Housing market in the UK continues to lack momentum, latest RICS report suggests
The UK residential property market continued to lack momentum in September as demand from new buyers and sales fell again, according to the latest research. The shift in interest rate expectations has to buyer caution in a slowing market although prices are remaining positive, although the market in London and the South East is weaker, says the monthly report from the Royal Institution of Chartered Surveyors (RICS). Expectations point to a subdued near term outlook for both prices and sales and a lack of new buyers is causing a fall in sales with surveyors reported a decline in both. It means that sentiment is now flatter than any point since last year’s European Union referendum result. The data shows that in September some 20% more respondents noted a fall rather than rise in demand from would be buyers, extending the run of negative readings into a sixth month.

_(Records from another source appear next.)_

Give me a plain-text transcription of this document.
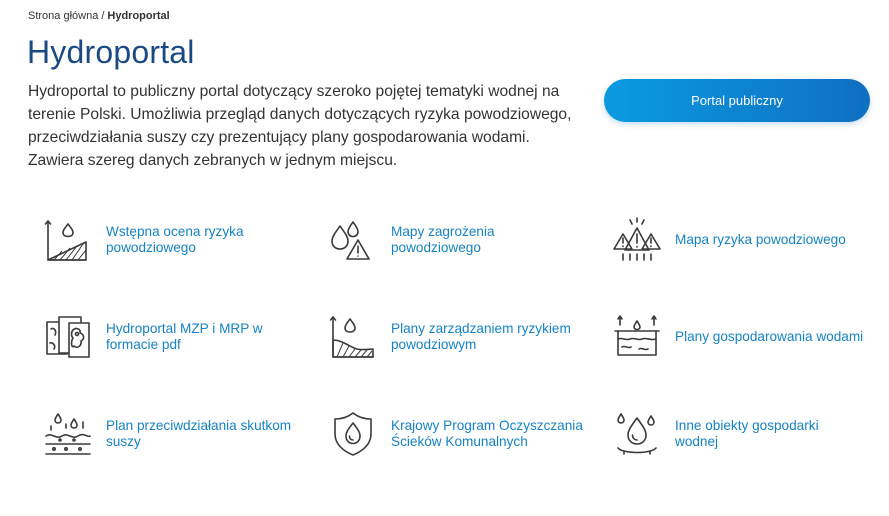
Strona główna / Hydroportal
Hydroportal
Hydroportal to publiczny portal dotyczący szeroko pojętej tematyki wodnej na terenie Polski. Umożliwia przegląd danych dotyczących ryzyka powodziowego, przeciwdziałania suszy czy prezentujący plany gospodarowania wodami. Zawiera szereg danych zebranych w jednym miejscu.
Portal publiczny
Wstępna ocena ryzyka powodziowego
Mapy zagrożenia powodziowego
Mapa ryzyka powodziowego
Hydroportal MZP i MRP w formacie pdf
Plany zarządzaniem ryzykiem powodziowym
Plany gospodarowania wodami
Plan przeciwdziałania skutkom suszy
Krajowy Program Oczyszczania Ścieków Komunalnych
Inne obiekty gospodarki wodnej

Alongside this, 15% more respondents reported a fall in agreed sales rather than a rise which is the lowest since July 2016. When broken down regionally, London and the South East were at the forefront of the decline in sales, but weakness in transactions was widespread during September. In fact, only Wales and the South West were cited to have seen an increase in sales, while all other parts of the UK saw sales flat Looking ahead over the next three months, there is little change anticipated in national sales activity, with expectations slipping to -1% from +7% previously. Likewise, the 12 month outlook is also flat at the national level, although respondents are a little more optimistic in Wales, Scotland and Northern Ireland. As sales and new buyers decline, new instructions to sell were more or less stable for the second report running, having declined continuously for the past eighteen months. Consequently, average stock levels on estate agents’ books held broadly steady, albeit near record lows, at 43.3.